Rejected At $1.13, A Deeper Correction Is Now Possible

It has been a good run for the EUR/USD since the double bottom down at $1.1180. Euro rode 140 pips in an impulse move to the upside and received a rejection as the 1.618 Fibo extension at $1.1322 and the upper channel trendline rejection weighed prices down. Since then, the popular pair started correcting down to $1.1289 with the first leg (A to B) suggesting a deeper correction towards $1.1269, or lower.

Aussie Slips Lower On Dovish Comments From RBA Minutes

AUD/USD started the week on a similar note to EUR/USD but overnight trading amid RBA's minutes pushed the currency pair 0.4 percent down. Tuesday's flows started coming through after the central bank said that since inflation remained stubbornly neutral and unemployment rose a “decrease in the cash rate would likely be appropriate”.

Bearish Push Now Supported From Fundamentals Too

Aussie bulls had a go at the last upside move near $0.72 last week and failed. Monday's attempt was even more piteous. With a confluence between the long-term descending trendline (yellow) and the short-term ascending trendline (red) weighing in on prices, the currency pair could head lower towards the golden ratio near 71c. barrier. However, a downside break outside the short-term ascending channel must take place first.

WTI Marginally Lower On News Around Production Cut Deal

Crude oil fell on Monday despite Libya's production remaining under threat and regardless of tightening supplies. Russia's minister, Anton Siluanov, hinted at a market share fight between Russia and OPEC, against the United States. The Russian finance minister's comments indicated that the production cut deal may be abandoned in order to allow prices to fall. That would "shrink" American output.

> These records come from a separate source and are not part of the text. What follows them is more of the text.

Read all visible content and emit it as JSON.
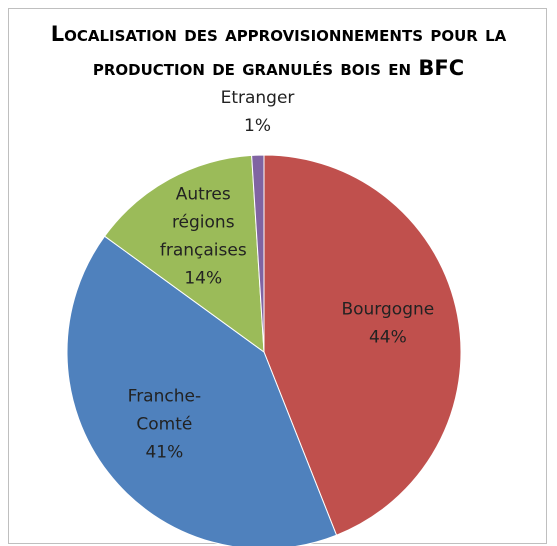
{
  "chart_data": {
    "type": "pie",
    "title": "Localisation des approvisionnements pour la production de granulés bois en BFC",
    "categories": [
      "Bourgogne",
      "Franche-Comté",
      "Autres régions françaises",
      "Etranger"
    ],
    "values": [
      44,
      41,
      14,
      1
    ],
    "value_labels": [
      "44%",
      "41%",
      "14%",
      "1%"
    ],
    "colors": [
      "#c0504d",
      "#4f81bd",
      "#9bbb59",
      "#8064a2"
    ]
  }
}
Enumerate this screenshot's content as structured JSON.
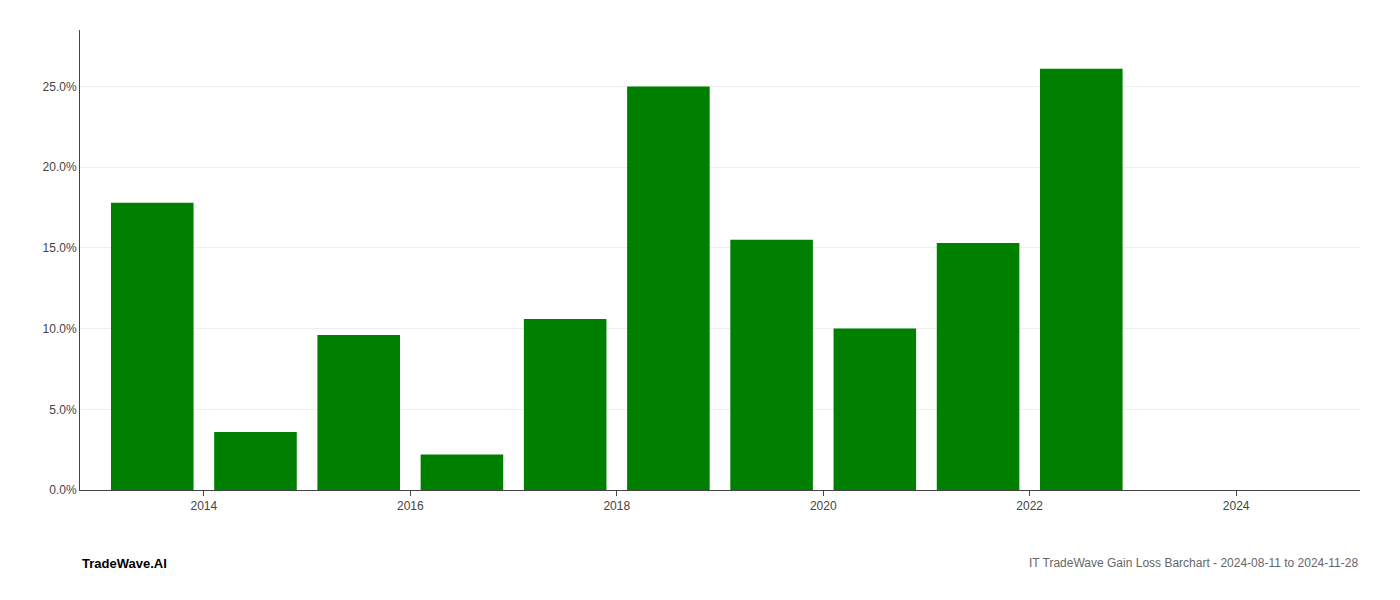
{
  "chart_data": {
    "type": "bar",
    "title": "IT TradeWave Gain Loss Barchart - 2024-08-11 to 2024-11-28",
    "annotations": [
      "TradeWave.AI"
    ],
    "x": [
      2013.5,
      2014.5,
      2015.5,
      2016.5,
      2017.5,
      2018.5,
      2019.5,
      2020.5,
      2021.5,
      2022.5
    ],
    "values": [
      0.178,
      0.036,
      0.096,
      0.022,
      0.106,
      0.25,
      0.155,
      0.1,
      0.153,
      0.261
    ],
    "color": "#008000",
    "xlim": [
      2012.8,
      2025.2
    ],
    "xticks": [
      2014,
      2016,
      2018,
      2020,
      2022,
      2024
    ],
    "ylim": [
      0,
      0.285
    ],
    "yticks": [
      {
        "value": 0.0,
        "label": "0.0%"
      },
      {
        "value": 0.05,
        "label": "5.0%"
      },
      {
        "value": 0.1,
        "label": "10.0%"
      },
      {
        "value": 0.15,
        "label": "15.0%"
      },
      {
        "value": 0.2,
        "label": "20.0%"
      },
      {
        "value": 0.25,
        "label": "25.0%"
      }
    ],
    "grid": true
  }
}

Oil Could Correct, But No one Knows Where To

The prices of crude oil also saw a rejection near a psychological level. Bears stepped in just before the $65 per barrel barrier and caused a short-term correction that could lead prices further down. In the unlikely scenario that the middle trendline (red) holds, WTI would most likely move higher either for a double top of continuation of the bullish trend. However, a slide down to the lower trendline of the ascending channel (grey) is also possible in the short-term.